Dennis J. Paustenbach PhD, CIH, DABT, is an American scientist, businessman, researcher, and author. Dennis is currently President of Paustenbach and Associates, which is a consulting firm who uses risk assessment techniques to characterize occupational and environmental health hazards. He is the founder and former president of ChemRisk, a consulting firm specializing in the use of toxicology and risk assessment to characterize the hazards of chemicals in soil, air, water, food, sediments and consumer products. He was, for about 4 years, a Group Vice-President of Exponent. Paustenbach has published nearly 300 peer reviewed papers in scientific journals, about 50 book chapters, and has presented nearly 350 papers at various scientific conferences during his career. He was awarded an honorary Doctor of Science degree from Purdue University in 2006 and a Doctor of Engineering from the Rose-Hulman Institute of Technology in 2007. He has given expert testimony in many courts regarding the health hazards posed by dioxins, talc, asbestos, benzene, lead, chromium, beryllium, carbon monoxide, cobalt, chlorinated solvents, and other chemicals.
Early life and education
Paustenbach was born in Tarentum, Pennsylvania in 1952. He left his hometown after first grade and moved to Akron, Ohio, where he attended St. Matthews. His family later moved to Strasburg, Ohio, which was in a rural setting adjacent to many Amish communities, where he attended high school. In 1974, Paustenbach graduated from the Rose Polytechnic Institute with a BS in Chemical Engineering and joined Eli Lilly and Company. After working Eli Lilly for two years as a process engineer, he felt that he wanted to study further. He left his job and enrolled at University of Michigan for an MS in Industrial Hygiene and Toxicology, which he completed in 1977. He later earned a PhD in environmental toxicology from Purdue University in 1982. While studying for his PhD, he founded the undergraduate/graduate programs in industrial hygiene at Purdue. After his PhD, he worked as the head of Risk Assessment at Stauffer Chemical in Westport, Connecticut.
Career
Paustenbach twice started the environmental consulting firm ChemRisk.

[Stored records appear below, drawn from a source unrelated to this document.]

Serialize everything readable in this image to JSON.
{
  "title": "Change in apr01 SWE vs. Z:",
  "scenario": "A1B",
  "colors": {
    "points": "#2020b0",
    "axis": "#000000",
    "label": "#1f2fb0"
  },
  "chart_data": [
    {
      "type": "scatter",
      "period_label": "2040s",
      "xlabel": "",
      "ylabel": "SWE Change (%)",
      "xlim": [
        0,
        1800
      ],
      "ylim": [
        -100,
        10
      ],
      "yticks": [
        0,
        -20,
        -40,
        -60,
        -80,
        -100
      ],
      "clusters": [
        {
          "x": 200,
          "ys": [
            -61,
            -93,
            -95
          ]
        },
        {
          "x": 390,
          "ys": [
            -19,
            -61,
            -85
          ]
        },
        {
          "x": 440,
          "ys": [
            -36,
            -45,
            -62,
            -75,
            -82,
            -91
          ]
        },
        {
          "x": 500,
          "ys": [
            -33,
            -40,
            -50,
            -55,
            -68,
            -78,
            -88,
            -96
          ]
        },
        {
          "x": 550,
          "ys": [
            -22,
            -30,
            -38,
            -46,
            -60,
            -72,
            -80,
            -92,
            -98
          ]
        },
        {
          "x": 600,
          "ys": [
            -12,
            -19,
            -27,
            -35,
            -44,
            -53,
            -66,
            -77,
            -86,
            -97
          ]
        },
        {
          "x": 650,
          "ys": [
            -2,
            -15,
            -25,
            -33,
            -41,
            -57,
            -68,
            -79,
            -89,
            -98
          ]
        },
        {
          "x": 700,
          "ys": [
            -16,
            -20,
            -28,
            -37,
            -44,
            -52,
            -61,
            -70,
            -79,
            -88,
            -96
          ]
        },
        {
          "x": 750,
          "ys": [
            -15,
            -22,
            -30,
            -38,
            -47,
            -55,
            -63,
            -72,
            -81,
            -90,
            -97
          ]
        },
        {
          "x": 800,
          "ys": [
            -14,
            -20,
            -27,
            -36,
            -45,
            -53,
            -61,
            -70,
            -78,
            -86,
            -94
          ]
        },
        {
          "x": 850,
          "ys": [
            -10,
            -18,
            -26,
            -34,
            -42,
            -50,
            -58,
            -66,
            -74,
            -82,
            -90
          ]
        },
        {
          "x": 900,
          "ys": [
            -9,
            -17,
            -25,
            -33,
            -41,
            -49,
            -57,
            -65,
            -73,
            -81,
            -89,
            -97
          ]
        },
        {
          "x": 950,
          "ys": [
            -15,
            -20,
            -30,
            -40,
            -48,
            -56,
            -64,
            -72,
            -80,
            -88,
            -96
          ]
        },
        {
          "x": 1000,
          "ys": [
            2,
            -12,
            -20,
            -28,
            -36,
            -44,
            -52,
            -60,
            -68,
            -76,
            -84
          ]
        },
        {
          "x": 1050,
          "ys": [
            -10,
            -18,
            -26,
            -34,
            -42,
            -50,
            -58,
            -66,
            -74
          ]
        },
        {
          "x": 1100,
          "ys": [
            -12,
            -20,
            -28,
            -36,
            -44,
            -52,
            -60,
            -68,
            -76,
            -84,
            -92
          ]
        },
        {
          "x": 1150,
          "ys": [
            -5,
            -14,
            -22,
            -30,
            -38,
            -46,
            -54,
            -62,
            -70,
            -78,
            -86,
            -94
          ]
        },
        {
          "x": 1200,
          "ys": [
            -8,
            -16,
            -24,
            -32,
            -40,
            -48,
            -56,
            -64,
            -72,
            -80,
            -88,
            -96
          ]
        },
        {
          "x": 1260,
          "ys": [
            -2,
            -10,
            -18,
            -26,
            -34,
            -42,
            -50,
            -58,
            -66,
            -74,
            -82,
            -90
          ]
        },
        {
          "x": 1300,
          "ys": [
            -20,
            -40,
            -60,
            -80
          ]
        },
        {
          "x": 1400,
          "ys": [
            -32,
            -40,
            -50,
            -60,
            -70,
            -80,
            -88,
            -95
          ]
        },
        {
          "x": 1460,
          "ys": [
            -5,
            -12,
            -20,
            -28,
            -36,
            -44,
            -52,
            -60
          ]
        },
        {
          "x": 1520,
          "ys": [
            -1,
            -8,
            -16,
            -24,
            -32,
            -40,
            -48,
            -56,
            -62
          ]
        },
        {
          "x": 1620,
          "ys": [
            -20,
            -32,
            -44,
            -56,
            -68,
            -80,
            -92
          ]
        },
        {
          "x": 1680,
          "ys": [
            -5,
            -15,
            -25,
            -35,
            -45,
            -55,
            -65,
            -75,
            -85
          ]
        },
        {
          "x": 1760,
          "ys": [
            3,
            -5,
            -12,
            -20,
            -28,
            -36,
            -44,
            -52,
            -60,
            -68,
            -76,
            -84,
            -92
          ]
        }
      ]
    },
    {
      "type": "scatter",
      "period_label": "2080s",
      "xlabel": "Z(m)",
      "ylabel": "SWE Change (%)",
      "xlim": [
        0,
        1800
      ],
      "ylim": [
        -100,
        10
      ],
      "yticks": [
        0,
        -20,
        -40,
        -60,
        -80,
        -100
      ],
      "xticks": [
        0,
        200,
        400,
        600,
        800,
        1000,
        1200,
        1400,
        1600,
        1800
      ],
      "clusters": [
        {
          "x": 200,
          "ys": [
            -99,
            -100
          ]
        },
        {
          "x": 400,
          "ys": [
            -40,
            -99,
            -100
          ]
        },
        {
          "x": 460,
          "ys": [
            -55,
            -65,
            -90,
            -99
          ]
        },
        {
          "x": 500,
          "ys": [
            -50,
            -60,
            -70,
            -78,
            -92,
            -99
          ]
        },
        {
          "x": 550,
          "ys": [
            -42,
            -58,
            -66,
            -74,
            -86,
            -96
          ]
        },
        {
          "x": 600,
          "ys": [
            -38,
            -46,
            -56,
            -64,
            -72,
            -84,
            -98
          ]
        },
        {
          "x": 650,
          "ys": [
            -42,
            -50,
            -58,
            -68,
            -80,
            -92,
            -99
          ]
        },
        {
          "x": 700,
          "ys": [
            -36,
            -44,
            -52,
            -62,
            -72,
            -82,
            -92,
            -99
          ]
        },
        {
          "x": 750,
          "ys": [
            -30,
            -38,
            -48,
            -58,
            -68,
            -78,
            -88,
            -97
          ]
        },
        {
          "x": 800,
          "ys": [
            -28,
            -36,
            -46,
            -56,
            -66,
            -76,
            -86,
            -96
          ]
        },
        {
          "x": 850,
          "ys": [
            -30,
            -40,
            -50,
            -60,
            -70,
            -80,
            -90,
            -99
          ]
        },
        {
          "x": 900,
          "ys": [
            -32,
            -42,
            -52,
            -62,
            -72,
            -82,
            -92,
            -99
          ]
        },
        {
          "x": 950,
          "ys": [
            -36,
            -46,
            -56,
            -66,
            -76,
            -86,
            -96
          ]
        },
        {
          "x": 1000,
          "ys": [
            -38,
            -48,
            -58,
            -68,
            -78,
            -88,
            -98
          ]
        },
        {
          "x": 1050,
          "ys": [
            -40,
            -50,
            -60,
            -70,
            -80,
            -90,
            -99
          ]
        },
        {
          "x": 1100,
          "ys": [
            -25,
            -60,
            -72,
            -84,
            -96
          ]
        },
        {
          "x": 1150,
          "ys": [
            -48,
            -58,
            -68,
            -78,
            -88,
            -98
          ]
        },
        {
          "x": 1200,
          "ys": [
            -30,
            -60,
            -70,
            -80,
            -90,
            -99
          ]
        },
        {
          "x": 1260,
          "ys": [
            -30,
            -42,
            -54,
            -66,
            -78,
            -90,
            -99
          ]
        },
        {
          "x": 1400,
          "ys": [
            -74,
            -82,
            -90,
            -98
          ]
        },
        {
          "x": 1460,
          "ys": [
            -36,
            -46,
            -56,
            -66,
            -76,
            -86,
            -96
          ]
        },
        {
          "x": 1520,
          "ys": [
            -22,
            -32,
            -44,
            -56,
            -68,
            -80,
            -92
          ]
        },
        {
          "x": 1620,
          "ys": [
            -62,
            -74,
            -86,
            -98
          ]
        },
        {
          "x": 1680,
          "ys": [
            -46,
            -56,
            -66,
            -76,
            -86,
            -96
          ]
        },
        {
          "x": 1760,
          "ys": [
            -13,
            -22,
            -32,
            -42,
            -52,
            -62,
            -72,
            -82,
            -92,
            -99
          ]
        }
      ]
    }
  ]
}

The firm applied the principles of health risk assessment to quantitatively characterize the risk to humans of chemicals in foods, water, air, sediment, soil, and consumer products. They had about 125 persons in 8 locations in the U.S. In 1993, Paustenbach was selected to be the President and CEO of McLaren-Hart Environmental Engineering; a national firm with 15 offices and 600 employees. He was the youngest CEO in the U.S. of a major firm in this industry. In the 1980s and 1990s, Paustenbach conducted research into the dioxins and furans. Among his first major undertakings was characterizing the health hazards posed by dioxin contaminated soil including the site in Times Beach, Missouri. In the 1990s, he conducted research evaluating the hazards posed by occupational exposure to pharmaceuticals, benzene, berylllium, and formaldehyde. Also, in the 1990s, he published many studies which evaluated the exposure and health hazards associated with exposure to hexavalent chromium which were pertinent to Hinkley, CA and Hudson County, NJ. He worked on visible sites like Rocky Mountain, Oak Ridge, and Hanford. From about 2000 to 2018, he conducted risk assessments on as many as 1,000 exposure scenarios including asbestos exposure of auto mechanics, benzene exposure in refineries, lead in consumer products, arsenic in wine, perfluorinated chemical in groundwater, MCHM in drinking water, and the hydrocarbons in drinking water. Paustenbach and colleagues developed some of the earliest multi-pathway exposure risk assessment methods. Later, he conducted research involving the release of cobalt and chromium from medical devices over the years.
Two textbooks he authored/edited, The Risk Assessment of Environmental and Human Health Hazards: A Textbook of Case Studies and Human and Ecological Risk Assessment: Theory and Practice.